Its season notwithstanding, Autumn Tale has more of a summertime indolence than the brisk pace of fall.But if the carefully planted romantic intrigue is serenely slow to ripen, the process is never less than intriguing. Events finally reach fruition at Émilia’s wedding. This lengthy set piece is staged with Rohmer’s mathematical plot construction and shot with an analytical eye—as well as the droll recognition that anything can happen at the marriage carnival.
Autumn Tale is not one of Rohmer’s series of “moral tales,” but it does suggest a few pop-song truisms: to wit, “to everything there is a season” because “you can’t hurry love.” The he-said, she-said shenanigans suggest that high school may be eternal but autumn has its wisdom. In the last scene, the 78-year-old filmmaker brings his favorite conspirator back for a last dance—it’s a vintage performance that invites applause.
The title of Olivier Assayas’s Late August, Early September refers to a season of life, and that’s scarcely the only Rohmerian aspect to the French cineaste’s adventurous if disappointing follow-up to his art house firecracker Irma Vep. Assayas’s portrait of a half-dozen still-youngish Parisians is deliberately structured, steeped in dailiness, and filled with constant conversation—it’s very much a series of one-on-one scenes concerned with issues of love, work, and real estate.
Of course, the hyperkinetic Assayas style has almost nothing in common with Rohmer’s understated understatement.
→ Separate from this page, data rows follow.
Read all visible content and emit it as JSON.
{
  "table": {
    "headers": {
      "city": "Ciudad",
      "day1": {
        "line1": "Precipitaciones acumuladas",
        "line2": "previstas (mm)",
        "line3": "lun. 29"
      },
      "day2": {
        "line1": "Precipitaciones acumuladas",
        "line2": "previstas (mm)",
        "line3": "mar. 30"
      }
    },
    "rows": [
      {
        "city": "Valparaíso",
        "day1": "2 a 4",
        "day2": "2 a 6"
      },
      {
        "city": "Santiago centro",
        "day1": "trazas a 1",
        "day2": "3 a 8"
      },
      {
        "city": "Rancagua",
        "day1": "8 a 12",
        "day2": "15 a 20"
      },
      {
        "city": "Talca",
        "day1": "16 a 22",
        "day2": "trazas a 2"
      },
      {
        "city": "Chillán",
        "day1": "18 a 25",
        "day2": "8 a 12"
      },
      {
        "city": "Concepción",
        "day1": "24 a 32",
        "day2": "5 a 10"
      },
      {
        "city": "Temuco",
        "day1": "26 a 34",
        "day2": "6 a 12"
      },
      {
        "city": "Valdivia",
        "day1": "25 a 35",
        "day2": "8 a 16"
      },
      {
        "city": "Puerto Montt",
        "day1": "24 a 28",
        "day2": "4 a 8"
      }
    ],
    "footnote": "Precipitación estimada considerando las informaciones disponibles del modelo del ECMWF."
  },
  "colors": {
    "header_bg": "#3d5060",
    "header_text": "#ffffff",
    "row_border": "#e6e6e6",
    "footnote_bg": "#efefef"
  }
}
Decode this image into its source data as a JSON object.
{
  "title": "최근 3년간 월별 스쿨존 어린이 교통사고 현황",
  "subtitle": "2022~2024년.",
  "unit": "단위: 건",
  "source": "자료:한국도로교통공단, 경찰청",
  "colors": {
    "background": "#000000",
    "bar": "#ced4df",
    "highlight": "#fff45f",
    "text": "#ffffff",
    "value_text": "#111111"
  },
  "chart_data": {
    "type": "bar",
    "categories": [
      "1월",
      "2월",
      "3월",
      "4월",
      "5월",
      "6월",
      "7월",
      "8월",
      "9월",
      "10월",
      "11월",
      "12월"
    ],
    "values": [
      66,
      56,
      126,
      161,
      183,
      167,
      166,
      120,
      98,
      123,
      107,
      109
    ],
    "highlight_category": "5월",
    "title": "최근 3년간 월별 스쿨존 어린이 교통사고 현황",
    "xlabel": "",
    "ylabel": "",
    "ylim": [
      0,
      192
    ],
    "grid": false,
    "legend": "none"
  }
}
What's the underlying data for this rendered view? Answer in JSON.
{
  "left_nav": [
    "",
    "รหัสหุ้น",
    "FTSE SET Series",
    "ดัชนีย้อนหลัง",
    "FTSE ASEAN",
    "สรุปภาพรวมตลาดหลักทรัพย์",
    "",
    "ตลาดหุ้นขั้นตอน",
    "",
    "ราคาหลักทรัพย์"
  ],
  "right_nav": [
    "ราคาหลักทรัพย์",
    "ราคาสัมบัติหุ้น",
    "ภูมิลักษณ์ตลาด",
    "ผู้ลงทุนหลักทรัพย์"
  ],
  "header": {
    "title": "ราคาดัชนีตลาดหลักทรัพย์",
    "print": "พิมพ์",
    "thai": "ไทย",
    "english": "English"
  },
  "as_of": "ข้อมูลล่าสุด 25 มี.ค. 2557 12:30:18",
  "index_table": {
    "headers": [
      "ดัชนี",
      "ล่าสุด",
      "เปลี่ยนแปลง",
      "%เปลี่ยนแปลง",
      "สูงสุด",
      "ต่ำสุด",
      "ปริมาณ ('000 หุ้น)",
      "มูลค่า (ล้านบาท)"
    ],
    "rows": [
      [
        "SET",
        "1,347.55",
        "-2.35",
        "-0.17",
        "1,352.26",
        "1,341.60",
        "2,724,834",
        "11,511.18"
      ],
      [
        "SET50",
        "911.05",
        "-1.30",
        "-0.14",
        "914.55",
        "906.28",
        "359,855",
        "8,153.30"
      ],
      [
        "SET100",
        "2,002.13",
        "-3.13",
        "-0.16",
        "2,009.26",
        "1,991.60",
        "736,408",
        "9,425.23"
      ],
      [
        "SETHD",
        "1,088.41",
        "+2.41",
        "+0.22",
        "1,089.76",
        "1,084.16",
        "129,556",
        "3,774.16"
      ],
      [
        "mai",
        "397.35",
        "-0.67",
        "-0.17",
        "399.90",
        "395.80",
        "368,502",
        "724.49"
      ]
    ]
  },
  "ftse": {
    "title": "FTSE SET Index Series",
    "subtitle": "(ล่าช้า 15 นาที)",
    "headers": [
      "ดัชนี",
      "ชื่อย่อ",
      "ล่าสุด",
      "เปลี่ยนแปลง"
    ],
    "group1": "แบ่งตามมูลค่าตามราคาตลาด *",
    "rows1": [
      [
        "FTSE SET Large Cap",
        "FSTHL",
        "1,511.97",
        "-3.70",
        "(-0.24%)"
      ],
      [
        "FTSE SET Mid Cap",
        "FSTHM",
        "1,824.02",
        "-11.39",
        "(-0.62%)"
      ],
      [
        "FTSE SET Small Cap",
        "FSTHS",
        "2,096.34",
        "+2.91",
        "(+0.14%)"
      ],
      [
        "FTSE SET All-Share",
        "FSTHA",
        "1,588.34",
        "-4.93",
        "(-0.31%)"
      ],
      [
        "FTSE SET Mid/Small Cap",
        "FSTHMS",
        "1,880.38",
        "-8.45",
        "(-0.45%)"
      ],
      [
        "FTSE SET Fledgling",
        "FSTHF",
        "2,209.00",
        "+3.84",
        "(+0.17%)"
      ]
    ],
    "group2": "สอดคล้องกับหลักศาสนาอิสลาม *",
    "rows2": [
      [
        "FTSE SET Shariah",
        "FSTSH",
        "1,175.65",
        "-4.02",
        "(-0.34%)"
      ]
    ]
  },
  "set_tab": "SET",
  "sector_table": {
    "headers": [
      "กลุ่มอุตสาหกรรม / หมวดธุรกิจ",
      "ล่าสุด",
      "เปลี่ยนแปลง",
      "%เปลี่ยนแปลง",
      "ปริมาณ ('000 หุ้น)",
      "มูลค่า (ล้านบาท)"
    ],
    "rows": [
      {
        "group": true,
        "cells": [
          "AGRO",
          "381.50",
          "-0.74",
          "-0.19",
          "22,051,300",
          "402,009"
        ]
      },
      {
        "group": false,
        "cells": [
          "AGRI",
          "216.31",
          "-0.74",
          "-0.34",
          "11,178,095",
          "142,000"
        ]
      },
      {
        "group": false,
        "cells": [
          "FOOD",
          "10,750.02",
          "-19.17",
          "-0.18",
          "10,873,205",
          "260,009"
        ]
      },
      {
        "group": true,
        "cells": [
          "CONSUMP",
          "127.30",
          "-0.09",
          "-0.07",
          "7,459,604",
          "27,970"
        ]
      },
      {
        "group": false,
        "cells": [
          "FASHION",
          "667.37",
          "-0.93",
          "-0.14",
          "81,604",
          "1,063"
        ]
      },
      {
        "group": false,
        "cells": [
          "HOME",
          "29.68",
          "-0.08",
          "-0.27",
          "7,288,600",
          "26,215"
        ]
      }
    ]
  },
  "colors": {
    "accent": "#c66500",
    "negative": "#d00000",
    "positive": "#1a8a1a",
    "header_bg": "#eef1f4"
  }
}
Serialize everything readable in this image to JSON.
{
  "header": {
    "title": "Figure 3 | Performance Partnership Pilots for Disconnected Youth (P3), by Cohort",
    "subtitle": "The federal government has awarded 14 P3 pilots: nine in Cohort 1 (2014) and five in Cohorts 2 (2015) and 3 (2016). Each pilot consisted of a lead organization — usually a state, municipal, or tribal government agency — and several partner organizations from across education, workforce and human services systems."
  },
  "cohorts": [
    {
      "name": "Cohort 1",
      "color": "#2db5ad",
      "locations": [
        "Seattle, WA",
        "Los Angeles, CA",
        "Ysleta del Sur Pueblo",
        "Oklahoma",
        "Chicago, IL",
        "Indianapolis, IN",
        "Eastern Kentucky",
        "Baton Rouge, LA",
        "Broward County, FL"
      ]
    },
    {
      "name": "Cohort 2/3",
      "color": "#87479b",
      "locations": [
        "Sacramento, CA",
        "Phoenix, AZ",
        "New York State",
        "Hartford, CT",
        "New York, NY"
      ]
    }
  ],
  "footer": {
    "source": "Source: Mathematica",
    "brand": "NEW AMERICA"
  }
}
Rather, Assayas has a showy facility for long, fluid takes and complicated ensemble acting. Shot vérité-style in Super-16, Late August, Early September exults in this. The elliptical opening sequences, mainly hectic handheld close-ups, introduce a surplus of characters and material. Much of the action thereafter is disconcertingly oblique and brusque—albeit softened and distanced by African musician Ali Farka Toure’s elusive fretted-instrument score.
If the film’s focus is not immediately apparent—lost in a clutter of purposefully banal interactions—it may be that Assayas is treating us to a somewhat older cohort than in his earlier films. Mainly in their thirties, most of his characters are already burdened by history—emotionally tied to their ex-lovers or jointly owned apartments, worried about their career choices, and haunted by a sense of failure. The focal point is the group’s senior member, a serious novelist named Adrien (François Cluzet); the protagonist is his admirer Gabriel (Mathieu Amalric), a would-be writer caught between his relationship with the warmly nostalgic Jenny (Jeanne Balibar) and a gorgeous, but manic, younger woman (Virginie Ledoyan).
The boyish and slightly feral Amalric—who played a not dissimilar role several years ago in Arnaud Desplechin’s My Sex Life…Or How I Got Into an Argument—is not always easy to read, but then all the characters lack definition. Or rather, they are defined only in relation to each other. Assayas is at his best with a close-up pan through the crowd at a smoky nightclub or choreographing the emotional complexity of a scene in which a gaggle of old friends reminisce. But too often, the movie sinks into an amorphous state of emotional torpor.
Late August, Early September unfolds over the course of a year. Gabriel ends one relationship and embarks on another, gets (and quits) his first “real” job, and loses a friend to death. The movie exits leaving a trail of vignettes that seem to have been designed to show that life goes on. It’s a pretty slight payoff for such a diffuse plot. In the end it seems to be the filmmaker, not Gabriel, who is working something out.